Les résultats publiés dans la revue Toxins ont révélé la présence du neurotoxique 2,4-DAB dans tous les échantillons d’air analysés, alors que 62 % des prélèvements d’eau ne montraient aucun signe visible de prolifération de cyanobactéries ou d’algues bleues.
Les chercheurs ont également détecté d’autres toxines à faible concentration dans l’air, tandis que la toxine du marée rouge, le brevétoxine, était présente dans moins de 5 % des échantillons.
Les scientifiques ont souligné que la détection régulière de ces toxines dans l’air, même en l’absence d’une prolifération visible d’algues, signifie que l’exposition humaine peut être chronique par inhalation.

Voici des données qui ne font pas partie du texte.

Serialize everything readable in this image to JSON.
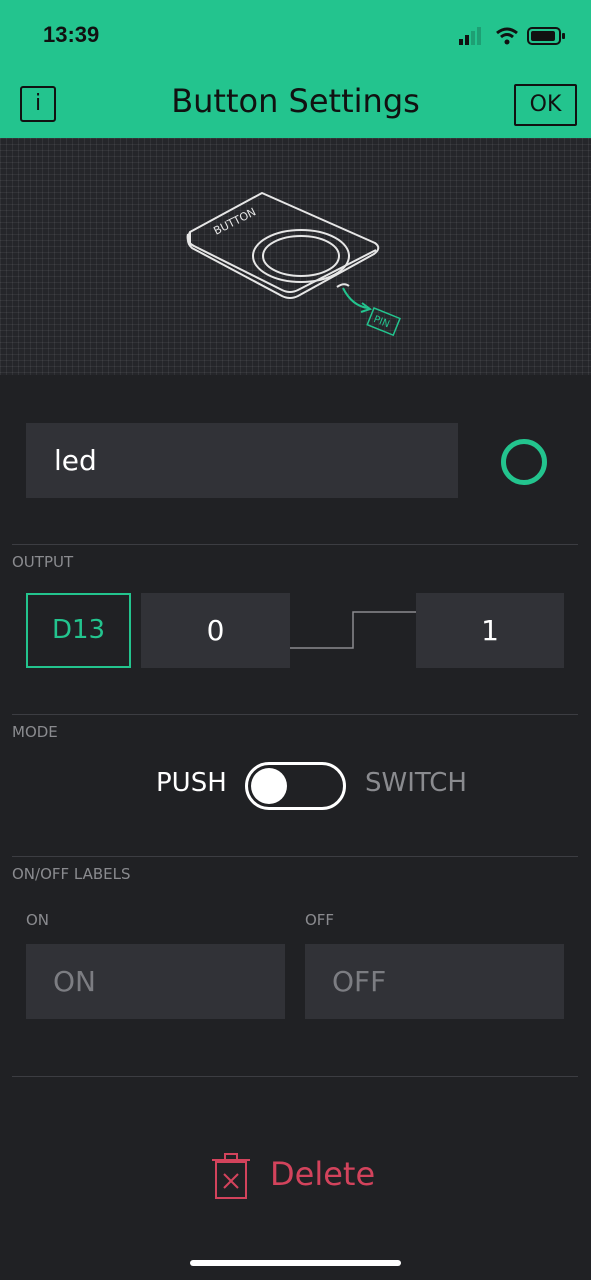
{
  "status_bar": {
    "time": "13:39"
  },
  "header": {
    "title": "Button Settings",
    "info_label": "i",
    "ok_label": "OK"
  },
  "preview": {
    "button_caption": "BUTTON",
    "pin_caption": "PIN"
  },
  "widget": {
    "name_value": "led",
    "color": "#23c48e"
  },
  "output": {
    "section_label": "OUTPUT",
    "pin": "D13",
    "low_value": "0",
    "high_value": "1"
  },
  "mode": {
    "section_label": "MODE",
    "push_label": "PUSH",
    "switch_label": "SWITCH",
    "selected": "PUSH"
  },
  "labels": {
    "section_label": "ON/OFF LABELS",
    "on_caption": "ON",
    "off_caption": "OFF",
    "on_placeholder": "ON",
    "off_placeholder": "OFF"
  },
  "footer": {
    "delete_label": "Delete"
  },
  "colors": {
    "accent": "#23c48e",
    "danger": "#d3435c",
    "background": "#202124"
  }
}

Ces toxines pourraient être transportées par l’aérosol depuis des sources éloignées ou émises par de petites quantités d’algues invisibles à l’œil nu.
Le principal chercheur, le Dr James Metcalf, a déclaré : « Nous pouvons éviter de consommer de l’eau ou des aliments contaminés, mais il est plus difficile d’échapper aux toxines présentes dans l’air. »
Les analyses d’eau ont révélé une diversité de toxines, incluant des substances hépatotoxiques, neurotoxiques et des irritants respiratoires. Une seule des eaux prélevées présentait des niveaux élevés de microcystine-LR, en corrélation avec une prolifération manifeste de Microcystis aeruginosa.
L’exposition à ces toxines algales est associée à divers troubles de santé, débutant par des symptômes tels que toux et irritation des voies respiratoires, pouvant évoluer vers des troubles neurologiques. Les chercheurs examinent actuellement le rôle possible de certaines toxines, notamment BMAA et microcystine, dans des maladies comme Alzheimer, Parkinson ou la sclérose latérale amyotrophique, sans que les preuves actuelles établissent un lien causal direct chez l’homme.
Les scientifiques alertent que les personnes souffrant de maladies respiratoires chroniques, comme l’asthme, pourraient être particulièrement vulnérables à ces toxines. Des études antérieures ont montré que l’inhalation de certaines toxines associées aux marées rouges peut entraîner une diminution des fonctions pulmonaires et une aggravation des symptômes.